Monday, March 1, 2010

Pelosi's Forced March Politics

Conservatives have always been irritated by Nancy Pelosi. But she is certainly one tough Speaker of the House of Representatives. Of course, she leads a majority of 257-178. That's a majority of 79. You can be plenty tough with a 79 seat majority.

In The Politico, John Bresnahan and Jonathan Allen marvel at her strong leadership and the brutal election year she faces. It's the usual Democratic-leaning approach. Strong leader Pelosi faces challenges from party splits as she heads into election year.

But I wonder if the take-no-prisoners strategy, that now seems to be include procedural shenanigans to get ObamaCare over the line, won't turn out to be a monumental error.

We complain about politicians because they are such wusses. They are like horses; they shy at the least little thing. There's a practical reason for that. Politicians want to please their supporters and give them goodies, but they don't want to rile up the opposition.

You don't let sleeping dogs lie because you are a nice guy. You do it because it is almost always the best way of keeping your seat.

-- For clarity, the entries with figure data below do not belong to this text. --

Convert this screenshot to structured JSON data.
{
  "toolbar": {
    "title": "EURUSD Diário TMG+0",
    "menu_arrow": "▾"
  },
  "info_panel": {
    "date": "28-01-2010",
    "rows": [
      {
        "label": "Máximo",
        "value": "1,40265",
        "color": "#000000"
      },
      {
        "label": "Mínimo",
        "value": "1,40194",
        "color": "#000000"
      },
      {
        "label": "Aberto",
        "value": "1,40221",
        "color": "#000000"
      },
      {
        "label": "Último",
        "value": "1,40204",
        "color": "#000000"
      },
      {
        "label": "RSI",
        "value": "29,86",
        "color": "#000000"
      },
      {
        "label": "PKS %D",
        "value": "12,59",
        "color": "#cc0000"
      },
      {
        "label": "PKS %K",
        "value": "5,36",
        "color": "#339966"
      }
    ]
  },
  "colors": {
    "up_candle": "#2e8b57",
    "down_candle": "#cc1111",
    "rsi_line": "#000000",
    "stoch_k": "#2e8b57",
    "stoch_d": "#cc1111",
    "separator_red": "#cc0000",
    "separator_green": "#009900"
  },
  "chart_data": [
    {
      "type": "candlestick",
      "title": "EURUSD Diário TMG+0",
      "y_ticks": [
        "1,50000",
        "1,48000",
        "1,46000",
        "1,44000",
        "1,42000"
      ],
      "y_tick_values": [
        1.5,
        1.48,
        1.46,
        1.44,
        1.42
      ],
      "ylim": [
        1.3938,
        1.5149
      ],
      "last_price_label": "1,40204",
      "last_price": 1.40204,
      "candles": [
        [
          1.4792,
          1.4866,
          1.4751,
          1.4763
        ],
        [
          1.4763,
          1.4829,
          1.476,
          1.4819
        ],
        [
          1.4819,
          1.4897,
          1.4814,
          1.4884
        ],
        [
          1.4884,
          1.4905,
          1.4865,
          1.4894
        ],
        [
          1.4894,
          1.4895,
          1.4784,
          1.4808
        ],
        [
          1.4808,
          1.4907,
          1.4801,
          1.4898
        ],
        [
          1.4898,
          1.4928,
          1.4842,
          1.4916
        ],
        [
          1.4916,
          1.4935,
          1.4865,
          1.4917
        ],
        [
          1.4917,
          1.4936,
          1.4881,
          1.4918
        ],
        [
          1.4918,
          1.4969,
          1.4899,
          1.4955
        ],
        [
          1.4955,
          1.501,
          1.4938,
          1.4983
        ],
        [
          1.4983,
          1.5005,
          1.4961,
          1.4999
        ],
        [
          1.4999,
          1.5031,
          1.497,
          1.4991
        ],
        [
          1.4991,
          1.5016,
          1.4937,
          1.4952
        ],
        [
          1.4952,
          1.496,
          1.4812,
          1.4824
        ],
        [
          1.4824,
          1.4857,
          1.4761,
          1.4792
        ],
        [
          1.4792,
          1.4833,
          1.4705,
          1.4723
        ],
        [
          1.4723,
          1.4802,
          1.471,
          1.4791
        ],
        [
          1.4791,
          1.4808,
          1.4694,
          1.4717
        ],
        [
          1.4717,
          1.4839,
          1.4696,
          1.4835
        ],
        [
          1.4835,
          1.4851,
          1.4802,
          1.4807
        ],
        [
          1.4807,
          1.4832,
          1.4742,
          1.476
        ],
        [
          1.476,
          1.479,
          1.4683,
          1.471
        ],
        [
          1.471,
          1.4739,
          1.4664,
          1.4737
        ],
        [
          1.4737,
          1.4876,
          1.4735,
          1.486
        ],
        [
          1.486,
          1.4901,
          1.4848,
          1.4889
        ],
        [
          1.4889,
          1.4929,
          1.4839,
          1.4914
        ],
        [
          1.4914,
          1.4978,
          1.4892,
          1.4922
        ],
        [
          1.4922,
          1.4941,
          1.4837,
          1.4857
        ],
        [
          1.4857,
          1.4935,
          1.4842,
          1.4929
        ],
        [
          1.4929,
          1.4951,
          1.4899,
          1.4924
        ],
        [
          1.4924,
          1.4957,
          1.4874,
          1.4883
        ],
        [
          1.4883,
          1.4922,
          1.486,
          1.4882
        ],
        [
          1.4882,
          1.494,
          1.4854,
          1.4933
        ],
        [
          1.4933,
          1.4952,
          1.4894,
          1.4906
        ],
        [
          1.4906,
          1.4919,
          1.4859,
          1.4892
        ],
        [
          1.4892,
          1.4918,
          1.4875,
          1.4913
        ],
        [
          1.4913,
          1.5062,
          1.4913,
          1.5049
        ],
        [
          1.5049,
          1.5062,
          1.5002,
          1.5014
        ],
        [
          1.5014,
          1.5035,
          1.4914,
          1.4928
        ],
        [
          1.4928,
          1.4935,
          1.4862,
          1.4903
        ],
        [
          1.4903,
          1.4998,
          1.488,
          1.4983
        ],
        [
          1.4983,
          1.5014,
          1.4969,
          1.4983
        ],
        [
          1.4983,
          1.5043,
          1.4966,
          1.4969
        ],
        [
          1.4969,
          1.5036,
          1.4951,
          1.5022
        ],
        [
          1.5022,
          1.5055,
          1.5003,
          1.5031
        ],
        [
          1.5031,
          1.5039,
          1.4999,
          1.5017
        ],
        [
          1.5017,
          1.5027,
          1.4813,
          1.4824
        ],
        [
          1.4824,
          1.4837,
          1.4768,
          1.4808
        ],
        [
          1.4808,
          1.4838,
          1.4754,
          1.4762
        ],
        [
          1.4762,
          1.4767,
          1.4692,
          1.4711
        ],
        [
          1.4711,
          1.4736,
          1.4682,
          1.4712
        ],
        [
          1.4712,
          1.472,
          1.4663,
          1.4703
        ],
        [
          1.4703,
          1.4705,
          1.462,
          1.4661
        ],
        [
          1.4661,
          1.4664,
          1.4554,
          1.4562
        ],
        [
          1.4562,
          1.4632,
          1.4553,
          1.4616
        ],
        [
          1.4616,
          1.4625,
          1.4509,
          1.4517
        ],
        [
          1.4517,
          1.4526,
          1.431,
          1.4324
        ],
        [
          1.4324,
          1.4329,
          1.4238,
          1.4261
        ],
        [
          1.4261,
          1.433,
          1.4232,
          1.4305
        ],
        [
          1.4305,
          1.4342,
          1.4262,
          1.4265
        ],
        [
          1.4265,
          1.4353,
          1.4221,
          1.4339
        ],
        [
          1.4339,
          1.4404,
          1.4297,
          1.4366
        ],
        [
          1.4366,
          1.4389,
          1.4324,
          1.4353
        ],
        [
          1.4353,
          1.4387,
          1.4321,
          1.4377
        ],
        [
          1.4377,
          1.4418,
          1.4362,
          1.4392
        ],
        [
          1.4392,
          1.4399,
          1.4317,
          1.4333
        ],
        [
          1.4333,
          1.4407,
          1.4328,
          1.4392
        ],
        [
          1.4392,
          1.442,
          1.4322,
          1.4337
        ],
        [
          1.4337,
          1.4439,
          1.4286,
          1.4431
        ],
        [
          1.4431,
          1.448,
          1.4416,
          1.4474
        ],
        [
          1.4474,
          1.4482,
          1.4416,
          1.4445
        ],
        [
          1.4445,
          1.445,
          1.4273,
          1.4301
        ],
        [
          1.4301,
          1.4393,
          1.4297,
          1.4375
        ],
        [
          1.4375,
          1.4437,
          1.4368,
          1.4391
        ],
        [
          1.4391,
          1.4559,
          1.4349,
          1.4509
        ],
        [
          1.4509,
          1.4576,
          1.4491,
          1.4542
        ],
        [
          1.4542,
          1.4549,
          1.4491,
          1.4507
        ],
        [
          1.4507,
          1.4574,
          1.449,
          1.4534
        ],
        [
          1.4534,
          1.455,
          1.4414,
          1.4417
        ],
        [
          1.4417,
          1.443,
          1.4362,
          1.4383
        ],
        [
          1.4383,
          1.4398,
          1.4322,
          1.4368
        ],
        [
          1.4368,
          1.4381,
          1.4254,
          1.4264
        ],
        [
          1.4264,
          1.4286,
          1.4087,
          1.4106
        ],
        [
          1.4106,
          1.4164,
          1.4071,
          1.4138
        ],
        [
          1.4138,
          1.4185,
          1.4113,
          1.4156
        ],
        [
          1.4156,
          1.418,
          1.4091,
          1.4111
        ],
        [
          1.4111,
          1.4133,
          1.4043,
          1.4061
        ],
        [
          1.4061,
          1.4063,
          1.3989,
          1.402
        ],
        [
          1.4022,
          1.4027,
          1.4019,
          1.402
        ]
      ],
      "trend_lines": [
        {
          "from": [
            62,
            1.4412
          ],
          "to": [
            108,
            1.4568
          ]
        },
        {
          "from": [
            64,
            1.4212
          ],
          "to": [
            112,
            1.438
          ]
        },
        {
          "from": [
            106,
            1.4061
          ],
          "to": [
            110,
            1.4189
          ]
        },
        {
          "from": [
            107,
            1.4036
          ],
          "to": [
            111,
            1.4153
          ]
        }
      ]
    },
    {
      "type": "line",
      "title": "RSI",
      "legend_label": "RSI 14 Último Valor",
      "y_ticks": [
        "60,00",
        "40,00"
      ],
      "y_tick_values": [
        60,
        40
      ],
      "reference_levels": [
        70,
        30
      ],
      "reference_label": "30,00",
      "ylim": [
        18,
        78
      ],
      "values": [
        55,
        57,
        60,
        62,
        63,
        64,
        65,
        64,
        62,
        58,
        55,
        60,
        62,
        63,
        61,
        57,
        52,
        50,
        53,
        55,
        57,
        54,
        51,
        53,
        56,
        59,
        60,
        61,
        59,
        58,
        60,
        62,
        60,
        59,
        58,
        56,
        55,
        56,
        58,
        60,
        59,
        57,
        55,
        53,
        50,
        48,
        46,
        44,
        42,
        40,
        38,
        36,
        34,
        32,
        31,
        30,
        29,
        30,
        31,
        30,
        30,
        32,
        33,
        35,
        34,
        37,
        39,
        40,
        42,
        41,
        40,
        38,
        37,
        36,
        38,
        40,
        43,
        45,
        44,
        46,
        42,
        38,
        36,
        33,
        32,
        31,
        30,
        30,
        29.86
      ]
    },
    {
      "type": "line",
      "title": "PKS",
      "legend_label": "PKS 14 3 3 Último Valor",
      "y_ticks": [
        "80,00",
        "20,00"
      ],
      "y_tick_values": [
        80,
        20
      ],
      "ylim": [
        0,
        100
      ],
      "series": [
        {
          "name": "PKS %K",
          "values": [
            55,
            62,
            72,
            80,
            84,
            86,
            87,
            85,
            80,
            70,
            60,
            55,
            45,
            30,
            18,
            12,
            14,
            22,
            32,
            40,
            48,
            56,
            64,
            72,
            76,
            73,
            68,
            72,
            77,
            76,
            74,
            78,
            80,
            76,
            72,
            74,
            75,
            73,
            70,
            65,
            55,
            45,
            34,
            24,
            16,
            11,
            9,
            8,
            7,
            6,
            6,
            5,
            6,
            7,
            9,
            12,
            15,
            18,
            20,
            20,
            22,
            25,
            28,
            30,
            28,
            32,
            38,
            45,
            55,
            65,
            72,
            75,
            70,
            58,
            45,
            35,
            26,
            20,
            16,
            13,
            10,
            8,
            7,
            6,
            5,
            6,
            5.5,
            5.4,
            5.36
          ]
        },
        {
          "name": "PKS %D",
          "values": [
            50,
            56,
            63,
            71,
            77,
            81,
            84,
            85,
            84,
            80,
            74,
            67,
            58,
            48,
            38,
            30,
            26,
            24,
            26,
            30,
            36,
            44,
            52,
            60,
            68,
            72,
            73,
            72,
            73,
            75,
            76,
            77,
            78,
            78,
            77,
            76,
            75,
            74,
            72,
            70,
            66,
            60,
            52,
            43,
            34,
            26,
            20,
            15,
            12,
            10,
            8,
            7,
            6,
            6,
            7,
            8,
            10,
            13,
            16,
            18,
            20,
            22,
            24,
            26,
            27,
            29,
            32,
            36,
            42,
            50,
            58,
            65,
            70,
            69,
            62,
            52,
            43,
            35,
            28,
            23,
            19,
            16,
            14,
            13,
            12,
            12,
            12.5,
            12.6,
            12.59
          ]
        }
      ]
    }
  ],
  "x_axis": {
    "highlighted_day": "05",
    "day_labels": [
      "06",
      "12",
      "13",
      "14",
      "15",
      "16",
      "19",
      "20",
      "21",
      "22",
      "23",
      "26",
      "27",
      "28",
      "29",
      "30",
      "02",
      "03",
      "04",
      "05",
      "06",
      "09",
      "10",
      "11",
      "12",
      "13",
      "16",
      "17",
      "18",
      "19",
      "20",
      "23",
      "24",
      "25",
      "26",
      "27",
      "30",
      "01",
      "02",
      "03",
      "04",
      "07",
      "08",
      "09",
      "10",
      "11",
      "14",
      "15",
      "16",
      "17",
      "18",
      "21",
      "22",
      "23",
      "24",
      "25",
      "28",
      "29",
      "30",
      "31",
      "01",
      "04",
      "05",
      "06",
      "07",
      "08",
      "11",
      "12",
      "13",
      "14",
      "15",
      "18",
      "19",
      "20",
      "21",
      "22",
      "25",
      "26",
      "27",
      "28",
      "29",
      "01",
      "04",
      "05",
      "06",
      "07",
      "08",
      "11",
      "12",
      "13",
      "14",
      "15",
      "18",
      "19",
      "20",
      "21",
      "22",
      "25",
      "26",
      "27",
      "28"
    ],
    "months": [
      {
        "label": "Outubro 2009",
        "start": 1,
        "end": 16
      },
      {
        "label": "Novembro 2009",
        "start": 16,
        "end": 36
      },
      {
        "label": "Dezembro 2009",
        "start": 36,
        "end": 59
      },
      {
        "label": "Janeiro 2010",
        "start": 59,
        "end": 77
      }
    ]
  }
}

President Obama and Speaker Pelosi seem to have gone out of their way to rile up the opposition. Whether that is deliberate, whether it is clumsiness, or just a feeling that the opposition is too weak to count, I don't know.

But my judgment is that the partisan agenda and tone of the 2009-2010 season will turn out to be a big minus for Democrats. It is teaching moderates and independents all across America that the Democrats are not the family-friendly moderates they liked to appear in 2006 and 2008.

Democrats are teaching non-political Americans that, if you elect a Democrat, you are going to get a very liberal government. That is something they strained mightily to avoid in the years from 1992 to 2008.

The default sentiment of the moderates and independents seems to be that first you take care of the economy. Then, if the economy is rattling along, well, you can pass a program or two to help people. It feels like the right thing to do.

Obama Democrats are doing things the other way round. They are concentrating on liberal agenda items with huge price tags, and they are letting the economy wither on the vine with discredited Keynesian pump priming (discredited except at The New York Times).

Instead of figuring out what they can pass with a few Republican moderates they are going for the big play, on a straight partisan game plan.

The reason we have the idea of governing with the "consent of the governed" enshrined in the Declaration of Independence is that it is a good practical basis for government. It minimizes the number of people that get all riled up and want to change things radically.

Democrats are forgetting this fundamental piece of political wisdom and they are going to pay for it, big time.

The poster girl of failure is going to be Speaker Nancy Pelosi and her forced-march partisan politics.